Filsafat
Kampus
Mahasiswa
Opini
Pendidikan
Peran Filsafat Sebagai Penjaga Nalar di Era Digital
Masih perlukah berpikir kritis di zaman serba instan ?
APERO FUBLIC I OPINI.- Di era digital 2026, hampir setiap aspek kehidupan manusia tersentuh oleh teknologi. Kecerdasan buatan (AI), media sosial super canggih, algoritma yang mempersonalisasi informasi, dan kemudahan akses berita instan telah mengubah cara kita berpikir, belajar, dan berinteraksi. Pertanyaannya : apakah filsafat dan berpikir kritis masih relevan di tengah arus informasi instan ini ?
Menurut saya, filsafat tetap menjadi penjaga nalar dan moral manusia, terutama ketika teknologi cenderung mempermudah hidup sekaligus mengaburkan batas antara fakta dan opini.
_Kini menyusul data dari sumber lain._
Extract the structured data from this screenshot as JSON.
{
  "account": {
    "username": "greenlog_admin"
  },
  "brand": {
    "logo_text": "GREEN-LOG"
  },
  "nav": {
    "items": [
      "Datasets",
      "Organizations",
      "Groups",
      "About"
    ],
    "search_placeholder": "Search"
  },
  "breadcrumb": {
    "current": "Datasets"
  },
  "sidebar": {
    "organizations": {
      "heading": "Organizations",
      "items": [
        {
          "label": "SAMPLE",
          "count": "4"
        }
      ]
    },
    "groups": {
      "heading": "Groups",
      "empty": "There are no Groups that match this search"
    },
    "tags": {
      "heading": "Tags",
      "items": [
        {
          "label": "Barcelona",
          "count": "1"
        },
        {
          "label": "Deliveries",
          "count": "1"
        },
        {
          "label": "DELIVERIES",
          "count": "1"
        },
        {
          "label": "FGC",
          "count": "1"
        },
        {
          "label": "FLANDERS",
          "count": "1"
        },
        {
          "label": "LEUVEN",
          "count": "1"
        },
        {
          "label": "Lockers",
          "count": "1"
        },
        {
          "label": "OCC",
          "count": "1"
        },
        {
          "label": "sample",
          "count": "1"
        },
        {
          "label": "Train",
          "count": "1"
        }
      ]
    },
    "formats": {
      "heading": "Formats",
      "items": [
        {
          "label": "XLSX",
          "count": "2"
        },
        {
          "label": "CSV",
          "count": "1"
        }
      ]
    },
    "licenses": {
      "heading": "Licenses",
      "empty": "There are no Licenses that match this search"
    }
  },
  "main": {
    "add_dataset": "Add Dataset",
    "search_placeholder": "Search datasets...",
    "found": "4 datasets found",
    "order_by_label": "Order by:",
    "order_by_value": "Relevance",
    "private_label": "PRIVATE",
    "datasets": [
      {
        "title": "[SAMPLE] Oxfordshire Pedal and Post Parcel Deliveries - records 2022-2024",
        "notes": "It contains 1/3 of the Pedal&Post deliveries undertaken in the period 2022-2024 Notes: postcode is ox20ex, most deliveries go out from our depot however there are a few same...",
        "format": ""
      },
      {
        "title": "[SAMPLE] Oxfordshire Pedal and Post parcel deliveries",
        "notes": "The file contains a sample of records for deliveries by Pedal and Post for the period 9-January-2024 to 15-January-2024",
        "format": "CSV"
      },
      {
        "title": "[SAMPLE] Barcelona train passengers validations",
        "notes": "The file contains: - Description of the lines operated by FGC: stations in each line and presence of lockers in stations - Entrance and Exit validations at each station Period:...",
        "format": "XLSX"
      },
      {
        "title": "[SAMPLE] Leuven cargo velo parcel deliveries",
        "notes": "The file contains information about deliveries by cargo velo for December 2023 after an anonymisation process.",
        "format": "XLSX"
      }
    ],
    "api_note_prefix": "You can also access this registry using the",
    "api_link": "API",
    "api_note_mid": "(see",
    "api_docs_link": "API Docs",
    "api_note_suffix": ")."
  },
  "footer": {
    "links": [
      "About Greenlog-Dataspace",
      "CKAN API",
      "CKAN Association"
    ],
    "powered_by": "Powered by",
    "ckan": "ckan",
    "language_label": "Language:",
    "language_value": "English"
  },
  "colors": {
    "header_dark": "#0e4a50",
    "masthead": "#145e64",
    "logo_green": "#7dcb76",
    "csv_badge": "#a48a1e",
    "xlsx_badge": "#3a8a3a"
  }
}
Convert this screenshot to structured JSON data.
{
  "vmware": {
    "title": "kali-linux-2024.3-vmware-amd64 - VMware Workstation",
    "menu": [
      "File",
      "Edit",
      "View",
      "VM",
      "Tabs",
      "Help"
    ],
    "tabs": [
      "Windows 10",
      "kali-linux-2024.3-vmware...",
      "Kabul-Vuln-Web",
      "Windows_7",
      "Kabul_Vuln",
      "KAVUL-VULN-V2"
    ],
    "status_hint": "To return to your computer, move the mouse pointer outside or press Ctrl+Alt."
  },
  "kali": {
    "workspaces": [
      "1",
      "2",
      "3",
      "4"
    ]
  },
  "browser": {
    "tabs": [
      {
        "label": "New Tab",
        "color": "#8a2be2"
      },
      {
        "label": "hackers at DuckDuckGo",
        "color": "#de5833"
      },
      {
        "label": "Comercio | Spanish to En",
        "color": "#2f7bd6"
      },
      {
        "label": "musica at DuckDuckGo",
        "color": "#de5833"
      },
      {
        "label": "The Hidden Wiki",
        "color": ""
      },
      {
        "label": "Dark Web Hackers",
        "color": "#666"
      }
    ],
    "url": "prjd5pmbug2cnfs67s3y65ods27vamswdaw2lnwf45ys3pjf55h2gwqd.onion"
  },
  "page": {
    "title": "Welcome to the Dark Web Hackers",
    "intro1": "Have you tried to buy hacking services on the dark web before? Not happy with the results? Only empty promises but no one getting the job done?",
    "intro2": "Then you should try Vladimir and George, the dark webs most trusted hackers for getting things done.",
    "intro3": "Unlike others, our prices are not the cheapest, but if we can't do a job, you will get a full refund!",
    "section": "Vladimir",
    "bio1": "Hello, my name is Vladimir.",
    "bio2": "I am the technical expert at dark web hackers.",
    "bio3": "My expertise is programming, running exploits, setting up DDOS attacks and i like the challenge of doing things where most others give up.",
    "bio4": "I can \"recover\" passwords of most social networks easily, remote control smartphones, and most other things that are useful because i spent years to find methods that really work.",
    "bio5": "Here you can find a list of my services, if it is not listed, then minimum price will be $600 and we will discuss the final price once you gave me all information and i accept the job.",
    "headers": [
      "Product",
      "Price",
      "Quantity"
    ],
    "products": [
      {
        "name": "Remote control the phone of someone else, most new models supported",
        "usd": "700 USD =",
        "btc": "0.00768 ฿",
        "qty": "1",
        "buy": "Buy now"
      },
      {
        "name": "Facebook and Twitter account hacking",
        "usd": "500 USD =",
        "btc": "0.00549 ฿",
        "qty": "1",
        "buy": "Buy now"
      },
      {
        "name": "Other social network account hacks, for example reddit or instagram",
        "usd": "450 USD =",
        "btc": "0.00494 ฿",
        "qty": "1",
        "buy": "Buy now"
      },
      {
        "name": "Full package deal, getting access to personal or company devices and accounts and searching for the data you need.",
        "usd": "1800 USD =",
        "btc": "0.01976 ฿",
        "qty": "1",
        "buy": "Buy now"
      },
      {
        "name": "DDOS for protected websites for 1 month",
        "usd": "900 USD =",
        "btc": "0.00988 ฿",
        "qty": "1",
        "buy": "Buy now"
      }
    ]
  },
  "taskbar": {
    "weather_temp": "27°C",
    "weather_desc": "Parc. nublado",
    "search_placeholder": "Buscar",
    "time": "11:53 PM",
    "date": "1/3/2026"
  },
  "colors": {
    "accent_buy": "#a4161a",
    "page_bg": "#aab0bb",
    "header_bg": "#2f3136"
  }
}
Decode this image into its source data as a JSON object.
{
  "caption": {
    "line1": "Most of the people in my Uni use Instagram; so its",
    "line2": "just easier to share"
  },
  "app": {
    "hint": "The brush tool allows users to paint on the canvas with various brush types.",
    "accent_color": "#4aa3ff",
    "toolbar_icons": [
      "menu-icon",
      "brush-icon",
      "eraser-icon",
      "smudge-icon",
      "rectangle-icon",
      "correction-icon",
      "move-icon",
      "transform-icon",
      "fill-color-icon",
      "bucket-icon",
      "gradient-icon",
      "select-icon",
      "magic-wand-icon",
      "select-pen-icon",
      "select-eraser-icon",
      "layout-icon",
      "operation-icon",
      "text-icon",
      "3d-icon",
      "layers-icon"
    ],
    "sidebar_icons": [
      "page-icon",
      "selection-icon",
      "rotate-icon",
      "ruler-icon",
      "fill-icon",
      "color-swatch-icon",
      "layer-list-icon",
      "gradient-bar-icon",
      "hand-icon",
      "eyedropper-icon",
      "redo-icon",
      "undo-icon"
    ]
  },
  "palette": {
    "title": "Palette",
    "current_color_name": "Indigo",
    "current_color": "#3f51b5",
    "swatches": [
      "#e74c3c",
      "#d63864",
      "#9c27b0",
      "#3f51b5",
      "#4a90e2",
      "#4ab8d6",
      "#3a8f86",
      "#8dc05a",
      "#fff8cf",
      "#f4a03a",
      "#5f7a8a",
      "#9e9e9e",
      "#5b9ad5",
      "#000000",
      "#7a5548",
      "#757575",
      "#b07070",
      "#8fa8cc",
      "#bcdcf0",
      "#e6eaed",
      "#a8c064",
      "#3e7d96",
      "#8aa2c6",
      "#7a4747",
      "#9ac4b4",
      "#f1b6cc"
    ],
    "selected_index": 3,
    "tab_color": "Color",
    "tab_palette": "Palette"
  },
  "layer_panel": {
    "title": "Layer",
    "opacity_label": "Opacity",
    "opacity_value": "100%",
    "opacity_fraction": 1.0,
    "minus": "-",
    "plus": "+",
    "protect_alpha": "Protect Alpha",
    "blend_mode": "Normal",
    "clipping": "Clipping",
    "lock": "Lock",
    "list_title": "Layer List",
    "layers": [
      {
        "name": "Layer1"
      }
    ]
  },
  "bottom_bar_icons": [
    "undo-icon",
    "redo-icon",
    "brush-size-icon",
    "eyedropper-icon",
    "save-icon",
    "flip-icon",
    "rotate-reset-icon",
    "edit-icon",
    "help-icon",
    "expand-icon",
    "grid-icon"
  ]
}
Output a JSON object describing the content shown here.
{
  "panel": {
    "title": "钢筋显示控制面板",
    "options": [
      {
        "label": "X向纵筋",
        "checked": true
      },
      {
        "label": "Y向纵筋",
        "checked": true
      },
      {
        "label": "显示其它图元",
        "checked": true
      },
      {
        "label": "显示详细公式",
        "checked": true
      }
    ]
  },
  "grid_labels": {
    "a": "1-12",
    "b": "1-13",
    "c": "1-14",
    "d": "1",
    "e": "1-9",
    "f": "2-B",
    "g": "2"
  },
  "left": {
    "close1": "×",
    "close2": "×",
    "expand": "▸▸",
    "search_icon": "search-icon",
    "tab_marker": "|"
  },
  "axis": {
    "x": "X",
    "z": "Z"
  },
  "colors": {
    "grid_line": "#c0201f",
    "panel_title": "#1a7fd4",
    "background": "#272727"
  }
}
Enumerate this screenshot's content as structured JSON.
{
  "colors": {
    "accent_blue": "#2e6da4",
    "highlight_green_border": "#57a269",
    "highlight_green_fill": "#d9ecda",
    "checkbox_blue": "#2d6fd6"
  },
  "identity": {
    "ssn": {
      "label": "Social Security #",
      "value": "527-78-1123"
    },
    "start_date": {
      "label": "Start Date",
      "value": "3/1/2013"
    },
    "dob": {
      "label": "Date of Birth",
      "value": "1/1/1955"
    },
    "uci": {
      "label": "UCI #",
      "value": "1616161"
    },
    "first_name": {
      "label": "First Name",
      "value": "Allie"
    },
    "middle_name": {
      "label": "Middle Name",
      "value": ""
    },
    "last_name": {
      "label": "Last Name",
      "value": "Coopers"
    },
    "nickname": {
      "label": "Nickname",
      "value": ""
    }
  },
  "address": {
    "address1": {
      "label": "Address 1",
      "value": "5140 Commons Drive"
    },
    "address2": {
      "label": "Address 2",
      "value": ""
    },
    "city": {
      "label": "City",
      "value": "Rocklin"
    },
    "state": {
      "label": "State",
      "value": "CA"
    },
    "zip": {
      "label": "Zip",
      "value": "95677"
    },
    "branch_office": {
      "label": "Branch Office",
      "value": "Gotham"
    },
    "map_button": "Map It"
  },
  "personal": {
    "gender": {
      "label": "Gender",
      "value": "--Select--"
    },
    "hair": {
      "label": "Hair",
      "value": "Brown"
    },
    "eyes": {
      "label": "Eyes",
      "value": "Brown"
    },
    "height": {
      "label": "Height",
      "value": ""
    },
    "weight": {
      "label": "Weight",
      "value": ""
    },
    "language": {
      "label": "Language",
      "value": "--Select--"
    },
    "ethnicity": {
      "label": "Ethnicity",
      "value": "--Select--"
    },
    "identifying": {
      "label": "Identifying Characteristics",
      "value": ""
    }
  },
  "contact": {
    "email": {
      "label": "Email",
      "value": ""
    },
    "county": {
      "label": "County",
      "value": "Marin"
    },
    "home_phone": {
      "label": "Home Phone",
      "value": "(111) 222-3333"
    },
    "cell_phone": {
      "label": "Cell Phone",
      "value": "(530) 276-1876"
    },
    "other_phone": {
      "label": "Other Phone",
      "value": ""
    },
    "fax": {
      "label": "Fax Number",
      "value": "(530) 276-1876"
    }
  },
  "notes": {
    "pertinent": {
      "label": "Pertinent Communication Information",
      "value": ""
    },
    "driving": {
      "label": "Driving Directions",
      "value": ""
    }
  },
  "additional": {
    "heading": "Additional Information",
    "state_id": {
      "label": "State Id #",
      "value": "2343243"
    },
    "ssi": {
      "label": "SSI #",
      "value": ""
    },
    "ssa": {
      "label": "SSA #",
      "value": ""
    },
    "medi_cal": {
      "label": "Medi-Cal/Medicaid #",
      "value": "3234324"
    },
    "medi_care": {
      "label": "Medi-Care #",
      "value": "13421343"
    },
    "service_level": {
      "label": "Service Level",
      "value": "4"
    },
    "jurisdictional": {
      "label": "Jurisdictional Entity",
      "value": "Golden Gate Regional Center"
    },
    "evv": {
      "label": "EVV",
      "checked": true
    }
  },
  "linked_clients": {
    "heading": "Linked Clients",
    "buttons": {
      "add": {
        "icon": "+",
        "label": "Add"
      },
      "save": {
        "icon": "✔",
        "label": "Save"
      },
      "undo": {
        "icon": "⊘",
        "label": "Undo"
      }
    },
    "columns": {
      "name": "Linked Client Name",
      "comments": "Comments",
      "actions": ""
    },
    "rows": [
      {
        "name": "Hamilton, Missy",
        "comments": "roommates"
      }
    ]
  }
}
Tanpa kemampuan berpikir kritis, manusia berisiko menjadi pengikut teknologi yang pasif. Seperti kata Immanuel Kant, “Berpikir adalah tugas tertinggi manusia; jangan biarkan dirimu dituntun tanpa pertimbangan.” Pernyataan ini relevan hingga sekarang, bahkan di dunia digital 2026.
Tantangan era digital 2026 sangat nyata. Algoritma media sosial sering menampilkan konten sesuai preferensi pengguna, menciptakan “gelembung informasi” yang memperkuat bias. AI yang mengambil keputusan otomatis terkadang gagal mempertimbangkan etika. Contoh nyata adalah kasus deepfake dan manipulasi berita, di mana banyak orang percaya informasi palsu karena tidak memeriksa fakta atau berpikir kritis.
Seperti yang dikatakan Albert Einstein, “Pendidikan bukan hanya belajar fakta, tapi melatih kemampuan berpikir.” Tanpa kemampuan itu, manusia akan kehilangan kendali atas informasi yang diterimanya.
Di sinilah filsafat memainkan peran vital. Dengan filsafat, manusia dilatih untuk bertanya, merenung, dan menganalisis. Ia menjadi alat untuk membedakan fakta dan opini, memahami konsekuensi moral, dan mempertimbangkan dampak teknologi terhadap kehidupan sosial.
Sejalan dengan pemikiran Socrates, “Hidup yang tidak diperiksa tidak layak dijalani.” Pernyataan ini menegaskan pentingnya refleksi dan analisis dalam menghadapi informasi digital yang masif.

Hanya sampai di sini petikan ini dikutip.